- Born: 2nd century
- Died: 206 CE
- Relatives: Zang Ba (former chief) · Yu Jin (old friend, executor)
- Military career
- Allegiance: Taishan Bandits (–199); Liu Bei (199–201); Cao Cao (201–206) – intermittent;
- Commands: Garrisons in Donghai Commandery (東海郡)
- Conflicts: Raids in Xiapi & Donghai (200) · Siege by Zhang Liao (201) · Rebellion of 206

= Chang Xi (Han dynasty) =

Late Eastern Han rebel leader executed by Yu Jin in 206

Chang Xi (昌豨 (昌豨, Chāng Xī); died 206 CE), also recorded as Chang Ba (昌霸) (Note: This name was recorded in Liu Bei's biography in Sanguozhi. In his annotation to Zizhi Tongjian, Hu Sanxing wrote that Chang Ba and Chang Xi were the same person.) or Chang Wu (昌務), was a bandit leader during the late Eastern Han period. He initially allied himself with Lü Bu, though later surrendered to Cao Cao. In 199 CE, he rebelled against Cao Cao and allied with Liu Bei. In 201 CE he surrendered to Xiahou Yuan and submitted once more to Cao Cao.
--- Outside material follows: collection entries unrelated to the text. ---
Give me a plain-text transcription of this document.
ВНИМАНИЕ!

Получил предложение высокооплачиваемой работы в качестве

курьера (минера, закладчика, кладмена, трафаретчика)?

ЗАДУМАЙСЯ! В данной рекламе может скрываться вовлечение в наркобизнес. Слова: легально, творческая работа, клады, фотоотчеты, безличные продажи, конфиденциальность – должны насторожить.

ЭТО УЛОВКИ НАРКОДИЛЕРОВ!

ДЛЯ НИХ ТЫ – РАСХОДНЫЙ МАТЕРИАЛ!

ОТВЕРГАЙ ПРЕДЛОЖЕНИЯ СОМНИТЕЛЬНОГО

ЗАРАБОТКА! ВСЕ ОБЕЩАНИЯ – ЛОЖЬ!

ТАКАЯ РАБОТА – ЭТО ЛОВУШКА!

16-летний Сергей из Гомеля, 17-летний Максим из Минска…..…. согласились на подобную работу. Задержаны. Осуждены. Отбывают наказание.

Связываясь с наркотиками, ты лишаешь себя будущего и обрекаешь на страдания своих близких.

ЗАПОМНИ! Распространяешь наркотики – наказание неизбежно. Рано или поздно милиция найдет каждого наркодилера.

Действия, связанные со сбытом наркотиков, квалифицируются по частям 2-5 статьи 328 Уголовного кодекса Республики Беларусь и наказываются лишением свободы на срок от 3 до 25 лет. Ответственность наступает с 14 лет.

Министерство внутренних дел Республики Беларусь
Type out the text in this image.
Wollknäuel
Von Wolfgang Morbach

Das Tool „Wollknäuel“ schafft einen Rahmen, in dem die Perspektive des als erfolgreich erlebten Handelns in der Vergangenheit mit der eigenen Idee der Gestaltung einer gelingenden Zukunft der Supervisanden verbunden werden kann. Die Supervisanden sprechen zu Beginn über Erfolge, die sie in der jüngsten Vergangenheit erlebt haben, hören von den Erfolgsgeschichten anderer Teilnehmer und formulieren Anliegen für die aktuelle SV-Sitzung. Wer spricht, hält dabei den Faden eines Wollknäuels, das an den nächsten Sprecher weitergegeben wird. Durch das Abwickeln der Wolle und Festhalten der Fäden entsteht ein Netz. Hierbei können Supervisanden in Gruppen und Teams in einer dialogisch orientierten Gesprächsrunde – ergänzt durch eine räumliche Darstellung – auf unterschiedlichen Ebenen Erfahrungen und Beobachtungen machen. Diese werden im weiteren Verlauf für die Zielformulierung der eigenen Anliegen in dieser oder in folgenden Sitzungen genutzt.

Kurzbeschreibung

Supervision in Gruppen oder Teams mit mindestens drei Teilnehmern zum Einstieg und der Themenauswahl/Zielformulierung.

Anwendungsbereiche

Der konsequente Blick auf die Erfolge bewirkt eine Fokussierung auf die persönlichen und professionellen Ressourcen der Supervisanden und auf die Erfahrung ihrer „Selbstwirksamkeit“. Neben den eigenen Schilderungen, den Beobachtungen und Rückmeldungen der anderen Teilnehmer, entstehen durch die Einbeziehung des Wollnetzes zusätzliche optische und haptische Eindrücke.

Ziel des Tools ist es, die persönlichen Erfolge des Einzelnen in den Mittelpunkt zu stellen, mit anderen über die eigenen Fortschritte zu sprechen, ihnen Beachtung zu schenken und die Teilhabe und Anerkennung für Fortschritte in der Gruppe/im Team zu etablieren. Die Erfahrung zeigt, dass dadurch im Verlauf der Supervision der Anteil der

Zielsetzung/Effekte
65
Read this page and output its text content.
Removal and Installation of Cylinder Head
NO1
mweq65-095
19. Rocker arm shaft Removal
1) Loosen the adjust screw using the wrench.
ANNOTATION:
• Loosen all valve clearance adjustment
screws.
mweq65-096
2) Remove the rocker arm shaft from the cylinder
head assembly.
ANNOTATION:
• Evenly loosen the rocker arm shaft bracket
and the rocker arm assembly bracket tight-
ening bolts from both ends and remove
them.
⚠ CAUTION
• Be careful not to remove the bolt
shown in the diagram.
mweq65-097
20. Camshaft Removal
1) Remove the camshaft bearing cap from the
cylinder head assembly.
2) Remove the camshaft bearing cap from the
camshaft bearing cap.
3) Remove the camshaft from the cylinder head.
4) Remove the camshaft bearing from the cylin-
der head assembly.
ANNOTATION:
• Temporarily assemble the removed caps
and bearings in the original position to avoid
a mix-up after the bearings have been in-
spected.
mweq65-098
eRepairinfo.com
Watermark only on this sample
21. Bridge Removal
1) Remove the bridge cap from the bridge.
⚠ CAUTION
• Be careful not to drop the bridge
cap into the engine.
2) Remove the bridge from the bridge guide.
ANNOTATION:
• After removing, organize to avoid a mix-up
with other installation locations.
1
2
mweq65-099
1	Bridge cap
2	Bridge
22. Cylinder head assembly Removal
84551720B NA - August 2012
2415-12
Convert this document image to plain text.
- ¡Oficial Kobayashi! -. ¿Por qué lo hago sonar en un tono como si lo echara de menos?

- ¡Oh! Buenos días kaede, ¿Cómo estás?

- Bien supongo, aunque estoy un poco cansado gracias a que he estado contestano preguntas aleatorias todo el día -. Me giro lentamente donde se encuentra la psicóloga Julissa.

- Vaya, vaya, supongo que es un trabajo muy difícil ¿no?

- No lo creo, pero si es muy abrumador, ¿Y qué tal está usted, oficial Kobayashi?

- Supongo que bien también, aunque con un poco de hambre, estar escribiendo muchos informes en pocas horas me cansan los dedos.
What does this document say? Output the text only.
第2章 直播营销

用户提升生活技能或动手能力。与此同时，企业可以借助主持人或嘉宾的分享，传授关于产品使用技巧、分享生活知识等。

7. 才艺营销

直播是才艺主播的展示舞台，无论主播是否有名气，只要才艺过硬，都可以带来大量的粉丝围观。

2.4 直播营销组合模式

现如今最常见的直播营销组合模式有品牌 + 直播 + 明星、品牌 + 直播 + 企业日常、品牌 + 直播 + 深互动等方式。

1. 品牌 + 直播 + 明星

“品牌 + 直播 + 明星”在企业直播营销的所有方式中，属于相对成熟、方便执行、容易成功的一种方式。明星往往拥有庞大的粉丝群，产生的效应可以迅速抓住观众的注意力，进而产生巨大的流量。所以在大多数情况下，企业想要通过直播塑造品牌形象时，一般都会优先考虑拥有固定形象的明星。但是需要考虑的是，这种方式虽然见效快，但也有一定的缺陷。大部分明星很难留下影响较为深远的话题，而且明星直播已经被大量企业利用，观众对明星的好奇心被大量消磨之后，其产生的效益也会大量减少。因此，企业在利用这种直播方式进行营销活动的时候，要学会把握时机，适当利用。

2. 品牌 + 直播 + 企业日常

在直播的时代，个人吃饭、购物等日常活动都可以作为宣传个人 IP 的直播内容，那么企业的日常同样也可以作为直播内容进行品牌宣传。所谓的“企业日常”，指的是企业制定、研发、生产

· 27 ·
However, he rebelled against Cao Cao again in 206 CE. Cao Cao sent Yu Jin to quell the rebellion, which he accomplished after a short siege. As Chang Xi was an old acquaintance of Yu Jin, some officers proposed that Chang be spared. Yu Jin reminded them of Cao Cao's rule which stated that no enemies were to be spared if they surrendered only after being surrounded. Therefore, Chang Xi was executed.